Un esempio concreto è quello di Michele De Martinis, imprenditore pugliese che si occupa del settore intrattenimento per bambini, animazione turistica e wedding. Michele non ha negato di essere parte di un settore definito da egli stesso, attualmente, completamente in crisi, raccontando inoltre di essere molto preoccupato per l’impossibilità di sostenere i costi futuri.

“Fino ad oggi abbiamo potuto lavorare ed equilibrare i conti, ma da adesso in poi ci troncheranno completamente. Il settore si stava riprendendo dopo un periodo già difficile. Sarebbe meglio un lockdown totale, che il limbo cui siamo costretti – ha sottolineato l’imprenditore – fateci lavorare, fate più controlli, ma fateci lavorare. Perché fare una fiera e non fare un evento? Si tratta di un’intera filiera che si blocca. Nell’ipotesi futura di un nuovo blocco totale per noi non potrà che peggiorare ulteriormente.
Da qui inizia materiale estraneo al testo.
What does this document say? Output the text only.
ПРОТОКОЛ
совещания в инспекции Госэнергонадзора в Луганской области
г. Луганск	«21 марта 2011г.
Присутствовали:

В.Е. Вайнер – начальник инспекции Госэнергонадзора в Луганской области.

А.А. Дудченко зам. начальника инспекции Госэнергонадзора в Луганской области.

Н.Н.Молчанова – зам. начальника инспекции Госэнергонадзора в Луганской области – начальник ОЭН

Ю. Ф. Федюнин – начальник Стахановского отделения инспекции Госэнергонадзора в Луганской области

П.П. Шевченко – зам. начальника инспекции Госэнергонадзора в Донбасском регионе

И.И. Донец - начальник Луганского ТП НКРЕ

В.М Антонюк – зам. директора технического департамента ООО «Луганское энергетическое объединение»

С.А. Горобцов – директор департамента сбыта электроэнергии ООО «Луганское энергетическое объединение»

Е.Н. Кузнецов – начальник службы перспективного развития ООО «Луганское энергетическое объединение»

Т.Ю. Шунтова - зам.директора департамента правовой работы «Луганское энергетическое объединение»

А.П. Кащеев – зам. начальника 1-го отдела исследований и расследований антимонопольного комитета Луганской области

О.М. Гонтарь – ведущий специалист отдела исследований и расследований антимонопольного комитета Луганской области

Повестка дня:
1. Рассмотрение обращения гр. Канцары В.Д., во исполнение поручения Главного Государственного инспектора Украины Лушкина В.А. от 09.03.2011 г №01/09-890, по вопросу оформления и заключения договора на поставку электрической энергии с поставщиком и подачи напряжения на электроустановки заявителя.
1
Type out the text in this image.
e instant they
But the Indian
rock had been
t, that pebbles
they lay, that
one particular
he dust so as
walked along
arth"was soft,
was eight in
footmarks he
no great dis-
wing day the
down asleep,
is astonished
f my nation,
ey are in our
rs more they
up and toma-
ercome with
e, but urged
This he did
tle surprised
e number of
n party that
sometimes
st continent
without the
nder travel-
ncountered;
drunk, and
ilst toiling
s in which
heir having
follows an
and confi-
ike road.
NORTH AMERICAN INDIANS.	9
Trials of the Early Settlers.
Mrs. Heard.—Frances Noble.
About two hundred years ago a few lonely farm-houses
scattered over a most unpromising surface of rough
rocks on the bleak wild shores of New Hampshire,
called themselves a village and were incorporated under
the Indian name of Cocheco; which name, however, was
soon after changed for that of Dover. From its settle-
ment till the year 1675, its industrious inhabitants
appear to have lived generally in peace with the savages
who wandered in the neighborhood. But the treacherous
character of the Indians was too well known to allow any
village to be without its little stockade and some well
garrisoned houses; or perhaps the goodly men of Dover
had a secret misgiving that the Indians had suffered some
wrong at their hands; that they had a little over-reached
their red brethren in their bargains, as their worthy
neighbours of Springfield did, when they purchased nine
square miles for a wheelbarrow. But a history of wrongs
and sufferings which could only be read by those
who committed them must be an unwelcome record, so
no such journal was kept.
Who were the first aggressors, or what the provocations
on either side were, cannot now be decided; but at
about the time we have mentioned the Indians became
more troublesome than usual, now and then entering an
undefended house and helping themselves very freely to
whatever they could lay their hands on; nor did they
E’ un film già visto che non vede fine” – ha concluso Michele.

Lo stesso, ha specificato, in merito, che sarebbe necessario, ora più che mai, ricevere maggiore supporto dalla Regione Puglia, soprattutto per quanto riguarda chiarimenti in merito ai bandi e all’impossibilità della categoria in questione, di rientrare con i propri codici Ateco,  in quelli dedicati a turismo e cultura, attivati durante l’emergenza.

“Con il sostegno delle associazioni di categoria che ci aiutano in questo momento stiamo cercando di far allargare queste tipologie di bandi ad altri codici nel tentativo di ottenere maggiore supporto”, ha concluso l’imprenditore.

“Vogliamo spiegazioni sui criteri adottati per questa decisione, lo esigiamo in quanto imprese italiane che hanno sempre pagato le tasse. Nella maggior parte dei casi invece, non sanno nemmeno che esistiamo. Continuano a ragionare prendendo linee guida per deduzioni. Fino ad oggi non è mai successo niente, casi partiti dalle nostre ludoteche non ce ne sono stati. Adesso aleggia su di noi un grande punto interrogativo con la conseguente possibilità di non riuscire più a sostenere i costi e di dover chiudere per sempre” – ha concluso infine Cinzia Castellazzi.